I have a collection of “toys” to put into my tail stock. As both the C-2A tail stock and the X-1 milling machine use MT2 fittings and they all have an M10 drawbar they find joint use. The most useful thing that have amongst them is the thread tap & die holder kit. Yes, I can get the same effect re-arranging the timing gears -but I find it far easier just to slot in the correct tap/die and watch the head stock creep along the bar. There is the boring head which I class as “useful but not essential”. It can produce accurate strange sized holes and exteriors -but good design work should eliminate the need for strange sizes...

I also have in the parts draw, the replacement bearing for the head stock. The ones supplied are std ball races -which work very well. The replacement ones are sealed angular captive ball bearings which will stabilize the shaft rather more than the current ball races. Other users have use open taper roller races, (which may be better), but are more difficult to fit. The back lash and greasing problems are major negative points for me. I got my sealed angular contact ball races off the Internet for £6 each -they are made by Dunlop.

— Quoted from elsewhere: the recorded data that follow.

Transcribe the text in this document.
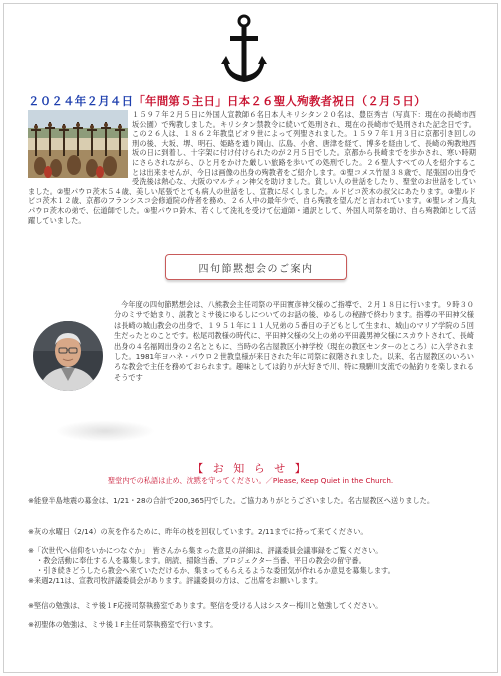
２０２４年２月４日「年間第５主日」日本２６聖人殉教者祝日（２月５日）
１５９７年２月５日に外国人宣教師６名日本人キリシタン２０名は、豊臣秀吉（写真下：現在の長崎市西坂公園）で殉教しました。キリシタン禁教令に続いて処刑され、現在の長崎市で処刑された記念日です。この２６人は、１８６２年教皇ピオ９世によって列聖されました。１５９７年１月３日に京都引き回しの刑の後、大坂、堺、明石、姫路を通り岡山、広島、小倉、唐津を経て、博多を経由して、長崎の殉教地西坂の日に到着し、十字架に付け付けられたのが２月５日でした。京都から長崎までを歩かされ、寒い時期にさらされながら、ひと月をかけた厳しい旅路を歩いての処刑でした。２６聖人すべての人を紹介することは出来ませんが、今日は画像の出身の殉教者をご紹介します。①聖コメス竹屋３８歳で、尾張国の出身で受洗後は熱心な、大阪のマルティン神父を助けました。貧しい人の世話をしたり、聖堂のお世話をしていました。②聖パウロ茨木５４歳、美しい尾張でとても病人の世話をし、宣教に尽くしました。ルドビコ茨木の叔父にあたります。③聖ルドビコ茨木１２歳、京都のフランシスコ会修道院の侍者を務め、２６人中の最年少で、自ら殉教を望んだと言われています。④聖レオン鳥丸パウロ茨木の弟で、伝道師でした。⑤聖パウロ鈴木、若くして洗礼を受けて伝道師・通訳として、外国人司祭を助け、自ら殉教師として活躍していました。
四旬節黙想会のご案内
今年度の四旬節黙想会は、八熊教会主任司祭の平田實彦神父様のご指導で、２月１８日に行います。９時３０分のミサで始まり、説教とミサ後にゆるしについてのお話の後、ゆるしの秘跡で終わります。指導の平田神父様は長崎の城山教会の出身で、１９５１年に１１人兄弟の５番目の子どもとして生まれ、城山のマリア学院の５回生だったとのことです。松尾司教様の時代に、平田神父様の父上の弟の平田義男神父様にスカウトされて、長崎出身の４名福岡出身の２名とともに、当時の名古屋教区小神学校（現在の教区センターのところ）に入学されました。1981年ヨハネ・パウロ２世教皇様が来日された年に司祭に叙階されました。以来、名古屋教区のいろいろな教会で主任を務めておられます。趣味としては釣りが大好きで川、特に飛騨川支流での鮎釣りを楽しまれるそうです
【 お 知 ら せ 】
聖堂内での私語は止め、沈黙を守ってください。／Please, Keep Quiet in the Church.
※能登半島地震の募金は、1/21・28の合計で200,365円でした。ご協力ありがとうございました。名古屋教区へ送りました。
※灰の水曜日（2/14）の灰を作るために、昨年の枝を回収しています。2/11までに持って来てください。
※「次世代へ信仰をいかにつなぐか」　皆さんから集まった意見の詳細は、評議委員会議事録をご覧ください。
・教会活動に奉仕する人を募集します。朗読、掃除当番、プロジェクター当番、平日の教会の留守番。
・引き続きどうしたら教会へ来ていただけるか、集まってもらえるような委団気が作れるか意見を募集します。
※来週2/11は、宣教司牧評議委員会があります。評議委員の方は、ご出席をお願いします。
※堅信の勉強は、ミサ後１F応接司祭執務室であります。堅信を受ける人はシスター梅川と勉強してください。
※初聖体の勉強は、ミサ後１F主任司祭執務室で行います。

There were cheaper ones, (made by firms I had never heard of) and a pair of ceramic high speed centrifuge ones by SLM rated at 150k RPM and 180 Metric tonnes side loading that at £135 – even I deemed them excessive. (But it would still be “really cool” to have them fitted)…

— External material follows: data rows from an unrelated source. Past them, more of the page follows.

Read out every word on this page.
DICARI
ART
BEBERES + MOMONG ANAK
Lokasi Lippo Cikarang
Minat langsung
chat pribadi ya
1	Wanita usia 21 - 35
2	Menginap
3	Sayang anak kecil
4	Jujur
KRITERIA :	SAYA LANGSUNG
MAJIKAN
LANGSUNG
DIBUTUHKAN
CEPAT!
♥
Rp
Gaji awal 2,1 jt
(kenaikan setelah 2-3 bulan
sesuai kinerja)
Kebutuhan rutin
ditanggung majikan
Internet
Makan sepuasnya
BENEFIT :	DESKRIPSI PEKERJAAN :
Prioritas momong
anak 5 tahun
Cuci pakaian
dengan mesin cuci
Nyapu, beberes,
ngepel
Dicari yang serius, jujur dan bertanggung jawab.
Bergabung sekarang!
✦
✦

The last major addition is one I have contemplated for several months -liquid cooling the cutting. I was raised in a household were my fathers overalls stank of “white water” from the machines he used and the machines he supervised users of. There is a “drain hole” in the base of the lathe to connect a liquid return to. This requires the assembly of a pump, a returns tank/filtration system andcoolant mix. The cheapest kit I could find to do this was £160. Then, (as it does), YouTube came to my rescue. It showed metal cutting under a SPRAY MIST of coolant. This looked more like what I was looking for and so I investigated Ebay. Yes, it was a lot cheaper than the “Pukkha” pumped liquid cooling and at £5 -it seemed worth a punt. It looks like a simple spray nozzle and pick up tube. Experiments with the amount of air pressure required versus the amount of “bleed” from the coolant supply have been embarrassing…

Varying from a 60PSI water pistol to a choking fog. But I “think” that about 10PSI and a very slow rate is what I am trying to aim for…If this works out then another one for the X-1 Mill will be ordered.